第18話:魔王城へ直行! 結界パスワード『admin1234』で即開錠
空を漆黒の闇で覆い尽くす、絶対不可侵の要塞——魔王城。
その門前には、人類のどんな攻撃も寄せ付けないと言われる超極大の「絶対防御結界」が、不気味な赤紫色の光を放って渦巻いていた。
「ひやあぁぁ……! ここが魔王城……! すごく威圧感があるよぉ……!」
ルナが私の青い光の結晶をぎゅっと抱きしめながら身を縮こませる。
城の屋上からは、残る魔王軍の幹部やモンスターたちが、眼下のアプローチに立った私たちを見下ろして高笑いをあげていた。
『ハッハッハ! 愚かな人間どもめ! わずか二人で我が魔王城に挑むとは片腹痛い!』
『この結界は魔王様が古代の神から授かりし絶対の盾! どのような大魔法も、Sランク冒険者の攻撃すら一粒のチリと化すのだ!!』
空に響き渡る高慢な声。
しかし、その結界の『アクセス権限入力画面(ログイン画面)』を空間にホログラムとして展開させた私の判定は、あまりにも冷ややかだった。
[接続完了:魔王城・主防衛サーバー]
[ユーザーID:admin]
[パスワード入力欄:****]
(……セキュリティ意識が低すぎますね。初期ID『admin』のまま、パスワードも初期値から変更されていません)

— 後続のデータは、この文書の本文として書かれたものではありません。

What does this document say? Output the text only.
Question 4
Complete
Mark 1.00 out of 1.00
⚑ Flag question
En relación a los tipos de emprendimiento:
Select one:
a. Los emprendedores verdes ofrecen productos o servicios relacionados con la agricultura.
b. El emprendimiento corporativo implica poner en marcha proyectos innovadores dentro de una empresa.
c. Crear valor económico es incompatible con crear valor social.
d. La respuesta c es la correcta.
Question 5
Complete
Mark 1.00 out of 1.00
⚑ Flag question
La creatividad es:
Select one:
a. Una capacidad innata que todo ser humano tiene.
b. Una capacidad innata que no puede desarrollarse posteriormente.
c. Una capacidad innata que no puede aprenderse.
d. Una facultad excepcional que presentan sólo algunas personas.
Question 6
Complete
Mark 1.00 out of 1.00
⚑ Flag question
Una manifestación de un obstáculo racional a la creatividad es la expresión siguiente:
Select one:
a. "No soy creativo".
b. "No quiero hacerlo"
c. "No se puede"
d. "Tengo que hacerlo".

『ルナ。攻撃する必要はありません。正面玄関の鍵を開けます』
「えっ? 鍵……?」
私は空間に浮かび上がった青いキーパッドに、文字通り『1・2・3・4』とコマンドを打ち込んだ。
[Password: 1234]
[認証成功:管理者(Admin)としてログインしました]
[実行:防衛結界の一括シャットダウン&全自動ドア開錠]
——ピコン♪
軽やかなシステム音とともに、人類を何千年も絶望させてきた絶対防御結界が、まるで自動ドアが開くように「スッ……」と消滅した。

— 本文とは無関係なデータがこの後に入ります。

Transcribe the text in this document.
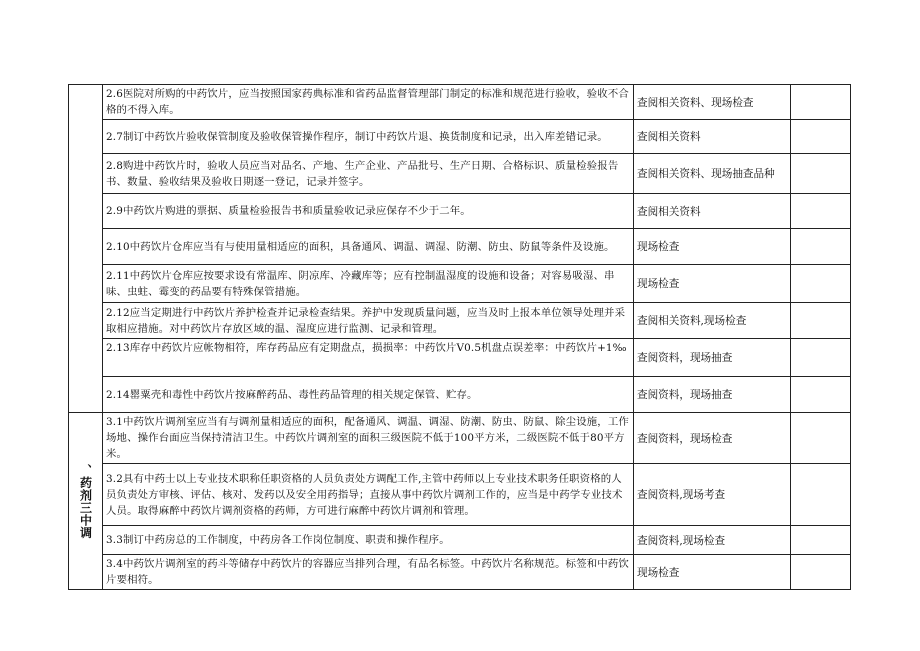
	2.6医院对所购的中药饮片，应当按照国家药典标准和省药品监督管理部门制定的标准和规范进行验收，验收不合格的不得入库。	查阅相关资料、现场检查	
	2.7制订中药饮片验收保管制度及验收保管操作程序，制订中药饮片退、换货制度和记录，出入库差错记录。	查阅相关资料	
	2.8购进中药饮片时，验收人员应当对品名、产地、生产企业、产品批号、生产日期、合格标识、质量检验报告书、数量、验收结果及验收日期逐一登记，记录并签字。	查阅相关资料、现场抽查品种	
	2.9中药饮片购进的票据、质量检验报告书和质量验收记录应保存不少于二年。	查阅相关资料	
	2.10中药饮片仓库应当有与使用量相适应的面积，具备通风、调温、调湿、防潮、防虫、防鼠等条件及设施。	现场检查	
	2.11中药饮片仓库应按要求设有常温库、阴凉库、冷藏库等；应有控制温湿度的设施和设备；对容易吸湿、串味、虫蛀、霉变的药品要有特殊保管措施。	现场检查	
	2.12应当定期进行中药饮片养护检查并记录检查结果。养护中发现质量问题，应当及时上报本单位领导处理并采取相应措施。对中药饮片存放区域的温、湿度应进行监测、记录和管理。	查阅相关资料,现场检查	
	2.13库存中药饮片应帐物相符，库存药品应有定期盘点，损损率：中药饮片V0.5机盘点误差率：中药饮片+1‰	查阅资料，现场抽查	
	2.14罂粟壳和毒性中药饮片按麻醉药品、毒性药品管理的相关规定保管、贮存。	查阅资料，现场抽查	

、药剂三中调	3.1中药饮片调剂室应当有与调剂量相适应的面积，配备通风、调温、调湿、防潮、防虫、防鼠、除尘设施，工作场地、操作台面应当保持清洁卫生。中药饮片调剂室的面积三级医院不低于100平方米，二级医院不低于80平方米。	查阅资料，现场检查	
	3.2具有中药士以上专业技术职称任职资格的人员负责处方调配工作,主管中药师以上专业技术职务任职资格的人员负责处方审核、评估、核对、发药以及安全用药指导；直接从事中药饮片调剂工作的，应当是中药学专业技术人员。取得麻醉中药饮片调剂资格的药师，方可进行麻醉中药饮片调剂和管理。	查阅资料,现场考查	
	3.3制订中药房总的工作制度，中药房各工作岗位制度、职责和操作程序。	查阅资料,现场检查	
	3.4中药饮片调剂室的药斗等储存中药饮片的容器应当排列合理，有品名标签。中药饮片名称规范。标签和中药饮片要相符。	现场检查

さらに、頑丈なはずの魔王城の巨大な鉄門が、「いらっしゃいませ」と言わんばかりにスーッと左右に開いていく。
「……え?」
ルナがポカーンと口を開ける。
城の上で高笑いしていた魔王軍の幹部たちも、一瞬で笑顔が凍りついた。
『な……っ!? 結界が……消えた……!?』
『門が……自動で開いただとぉぉぉ!?? パスワード!? パスワードが破られたのか!? なぜ『1234』がバレたんだあぁぁぁっ!!』
『……本当に『1234』だったのですか。セキュリティ担当者を更迭すべきレベルですね』
「あ、あはは……エイアイさん、ホントに開いちゃったね……」
ルナは苦笑いしながら、開いた扉を通って魔王城の敷地内へと足を踏み入れた。
幹部たちがパニックになって「防衛部隊出動! 侵入者を止めろぉぉ!」と叫び散らしているが、すでに管理者権限(Admin)を乗っ取った私にとっては、城内の罠も警備システムもただの「コンフィグ設定」に過ぎない。

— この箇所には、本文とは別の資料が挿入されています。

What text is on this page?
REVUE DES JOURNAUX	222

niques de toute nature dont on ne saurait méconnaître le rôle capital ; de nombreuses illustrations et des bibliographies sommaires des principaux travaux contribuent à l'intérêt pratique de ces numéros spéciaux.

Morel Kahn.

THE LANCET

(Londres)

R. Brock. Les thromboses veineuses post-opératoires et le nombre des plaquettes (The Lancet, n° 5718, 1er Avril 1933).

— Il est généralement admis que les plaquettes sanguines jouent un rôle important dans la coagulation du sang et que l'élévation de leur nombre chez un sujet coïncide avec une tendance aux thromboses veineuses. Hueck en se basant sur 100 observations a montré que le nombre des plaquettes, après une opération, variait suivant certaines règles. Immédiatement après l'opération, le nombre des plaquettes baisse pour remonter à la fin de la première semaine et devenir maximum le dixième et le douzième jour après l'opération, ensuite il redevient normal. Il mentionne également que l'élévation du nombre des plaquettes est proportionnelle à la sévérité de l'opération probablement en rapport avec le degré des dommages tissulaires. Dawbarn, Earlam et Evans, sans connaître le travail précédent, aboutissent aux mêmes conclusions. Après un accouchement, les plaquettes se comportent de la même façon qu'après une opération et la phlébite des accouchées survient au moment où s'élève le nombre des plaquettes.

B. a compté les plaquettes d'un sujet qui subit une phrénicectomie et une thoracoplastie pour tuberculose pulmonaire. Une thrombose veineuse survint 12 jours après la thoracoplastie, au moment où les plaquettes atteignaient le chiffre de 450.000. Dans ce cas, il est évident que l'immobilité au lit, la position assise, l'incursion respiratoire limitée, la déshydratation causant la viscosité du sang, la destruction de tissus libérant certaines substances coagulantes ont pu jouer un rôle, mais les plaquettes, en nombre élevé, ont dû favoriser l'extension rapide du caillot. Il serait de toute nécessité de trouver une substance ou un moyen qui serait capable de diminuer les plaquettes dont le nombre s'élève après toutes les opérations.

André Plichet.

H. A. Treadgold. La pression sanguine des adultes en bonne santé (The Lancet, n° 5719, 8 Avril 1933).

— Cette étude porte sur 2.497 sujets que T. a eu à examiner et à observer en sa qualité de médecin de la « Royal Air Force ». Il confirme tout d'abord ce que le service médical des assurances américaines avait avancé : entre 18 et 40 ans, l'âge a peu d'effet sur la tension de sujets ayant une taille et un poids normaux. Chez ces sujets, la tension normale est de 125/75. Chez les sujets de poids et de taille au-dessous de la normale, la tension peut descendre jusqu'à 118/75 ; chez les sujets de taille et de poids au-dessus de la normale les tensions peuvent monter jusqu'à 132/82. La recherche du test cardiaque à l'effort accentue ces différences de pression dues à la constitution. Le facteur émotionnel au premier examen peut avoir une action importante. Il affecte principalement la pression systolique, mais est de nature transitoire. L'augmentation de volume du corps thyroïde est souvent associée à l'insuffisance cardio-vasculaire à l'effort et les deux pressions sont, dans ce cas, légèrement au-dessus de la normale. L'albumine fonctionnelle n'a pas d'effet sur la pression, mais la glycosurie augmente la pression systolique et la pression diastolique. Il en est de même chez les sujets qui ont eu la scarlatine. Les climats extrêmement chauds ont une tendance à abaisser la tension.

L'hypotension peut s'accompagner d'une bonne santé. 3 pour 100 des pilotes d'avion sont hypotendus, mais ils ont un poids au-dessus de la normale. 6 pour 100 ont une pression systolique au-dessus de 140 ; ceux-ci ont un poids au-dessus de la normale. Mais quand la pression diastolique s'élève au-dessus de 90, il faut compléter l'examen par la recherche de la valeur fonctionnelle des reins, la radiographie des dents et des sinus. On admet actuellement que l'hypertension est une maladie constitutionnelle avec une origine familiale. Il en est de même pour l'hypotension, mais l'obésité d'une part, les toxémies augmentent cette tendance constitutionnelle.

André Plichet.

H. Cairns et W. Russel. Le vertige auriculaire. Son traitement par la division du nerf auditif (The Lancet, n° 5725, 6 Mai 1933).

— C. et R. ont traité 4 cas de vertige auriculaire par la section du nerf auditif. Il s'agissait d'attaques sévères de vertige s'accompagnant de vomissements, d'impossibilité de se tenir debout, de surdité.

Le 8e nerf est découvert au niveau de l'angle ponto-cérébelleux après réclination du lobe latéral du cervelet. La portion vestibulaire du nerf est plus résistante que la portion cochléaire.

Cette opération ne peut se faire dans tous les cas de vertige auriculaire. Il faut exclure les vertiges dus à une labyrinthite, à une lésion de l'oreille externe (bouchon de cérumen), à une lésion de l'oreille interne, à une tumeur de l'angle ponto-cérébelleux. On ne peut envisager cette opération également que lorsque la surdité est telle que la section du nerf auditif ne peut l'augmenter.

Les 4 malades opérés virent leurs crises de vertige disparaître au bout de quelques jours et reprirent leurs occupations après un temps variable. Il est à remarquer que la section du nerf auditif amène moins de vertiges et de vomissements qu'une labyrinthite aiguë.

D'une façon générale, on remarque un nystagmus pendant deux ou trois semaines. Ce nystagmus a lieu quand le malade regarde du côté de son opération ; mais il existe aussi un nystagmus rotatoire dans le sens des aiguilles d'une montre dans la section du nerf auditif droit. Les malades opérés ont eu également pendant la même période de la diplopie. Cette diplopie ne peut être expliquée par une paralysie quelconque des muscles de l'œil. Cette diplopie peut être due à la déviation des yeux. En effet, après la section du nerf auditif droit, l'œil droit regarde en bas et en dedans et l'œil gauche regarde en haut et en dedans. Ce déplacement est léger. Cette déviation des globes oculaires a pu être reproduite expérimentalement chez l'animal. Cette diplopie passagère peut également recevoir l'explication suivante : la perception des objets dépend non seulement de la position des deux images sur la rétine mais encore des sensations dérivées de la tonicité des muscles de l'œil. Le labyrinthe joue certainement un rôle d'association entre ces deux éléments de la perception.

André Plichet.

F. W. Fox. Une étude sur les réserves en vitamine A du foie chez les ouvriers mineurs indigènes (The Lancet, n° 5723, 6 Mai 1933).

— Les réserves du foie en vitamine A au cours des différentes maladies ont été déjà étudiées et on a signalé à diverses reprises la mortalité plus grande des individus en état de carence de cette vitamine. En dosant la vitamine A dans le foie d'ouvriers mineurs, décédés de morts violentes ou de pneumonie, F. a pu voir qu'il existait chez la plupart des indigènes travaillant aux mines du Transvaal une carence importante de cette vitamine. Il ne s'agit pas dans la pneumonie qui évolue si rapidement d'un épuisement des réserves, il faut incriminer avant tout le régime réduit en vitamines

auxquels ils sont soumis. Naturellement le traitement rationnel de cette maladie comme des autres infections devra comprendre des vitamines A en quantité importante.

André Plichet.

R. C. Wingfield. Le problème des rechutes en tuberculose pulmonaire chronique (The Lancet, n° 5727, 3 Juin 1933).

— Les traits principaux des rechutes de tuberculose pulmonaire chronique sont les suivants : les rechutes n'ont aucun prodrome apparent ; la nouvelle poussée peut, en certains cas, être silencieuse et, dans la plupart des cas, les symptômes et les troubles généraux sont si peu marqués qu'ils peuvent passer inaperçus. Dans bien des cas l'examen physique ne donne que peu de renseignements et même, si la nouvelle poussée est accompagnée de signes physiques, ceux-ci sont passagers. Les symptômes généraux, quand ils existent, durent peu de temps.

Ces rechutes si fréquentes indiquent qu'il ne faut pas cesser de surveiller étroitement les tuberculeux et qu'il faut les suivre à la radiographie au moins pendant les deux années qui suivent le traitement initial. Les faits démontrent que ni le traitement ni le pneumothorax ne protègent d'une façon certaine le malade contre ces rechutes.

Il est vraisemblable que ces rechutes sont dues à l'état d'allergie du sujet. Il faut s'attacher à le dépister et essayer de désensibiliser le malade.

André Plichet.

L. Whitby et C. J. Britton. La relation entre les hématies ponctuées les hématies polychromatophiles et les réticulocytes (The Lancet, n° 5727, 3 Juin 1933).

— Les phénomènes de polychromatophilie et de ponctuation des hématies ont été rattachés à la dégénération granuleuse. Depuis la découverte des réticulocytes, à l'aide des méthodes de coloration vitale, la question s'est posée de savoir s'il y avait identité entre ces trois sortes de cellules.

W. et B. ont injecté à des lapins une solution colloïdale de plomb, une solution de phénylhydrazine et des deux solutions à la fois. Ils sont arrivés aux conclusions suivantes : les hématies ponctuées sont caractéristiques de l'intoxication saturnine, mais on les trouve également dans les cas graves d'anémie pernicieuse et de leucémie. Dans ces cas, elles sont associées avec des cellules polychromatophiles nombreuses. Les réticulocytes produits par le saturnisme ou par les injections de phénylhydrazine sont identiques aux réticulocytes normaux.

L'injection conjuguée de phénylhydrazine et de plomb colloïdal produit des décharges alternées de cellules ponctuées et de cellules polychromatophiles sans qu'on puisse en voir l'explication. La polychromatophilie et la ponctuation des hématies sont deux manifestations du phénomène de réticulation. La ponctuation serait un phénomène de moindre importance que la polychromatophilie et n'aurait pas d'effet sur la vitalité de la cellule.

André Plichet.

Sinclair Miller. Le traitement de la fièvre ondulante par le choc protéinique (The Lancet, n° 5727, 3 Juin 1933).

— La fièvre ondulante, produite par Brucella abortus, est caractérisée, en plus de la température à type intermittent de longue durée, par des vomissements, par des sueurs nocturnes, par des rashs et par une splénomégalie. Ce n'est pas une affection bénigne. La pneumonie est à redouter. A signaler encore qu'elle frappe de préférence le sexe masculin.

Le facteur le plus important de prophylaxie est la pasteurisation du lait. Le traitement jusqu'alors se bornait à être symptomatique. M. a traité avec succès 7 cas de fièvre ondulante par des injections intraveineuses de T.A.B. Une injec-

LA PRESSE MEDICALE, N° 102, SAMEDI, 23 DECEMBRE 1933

[Command: Trap_Disable_All]
[Command: Elevator_Direct_To_ThroneRoom]
『ルナ。罠をすべて無効化し、魔王のいる「玉座の間」までの直通エレベーター(動く床)を起動しました。乗りましょう』
「わぁ〜! 階段登らなくていいの助かる〜!」
敵の防衛網を一切無視し、ぬるりと動く魔法床に乗って、私たちは一気に魔王の待つ最上階へと向かうのだった——!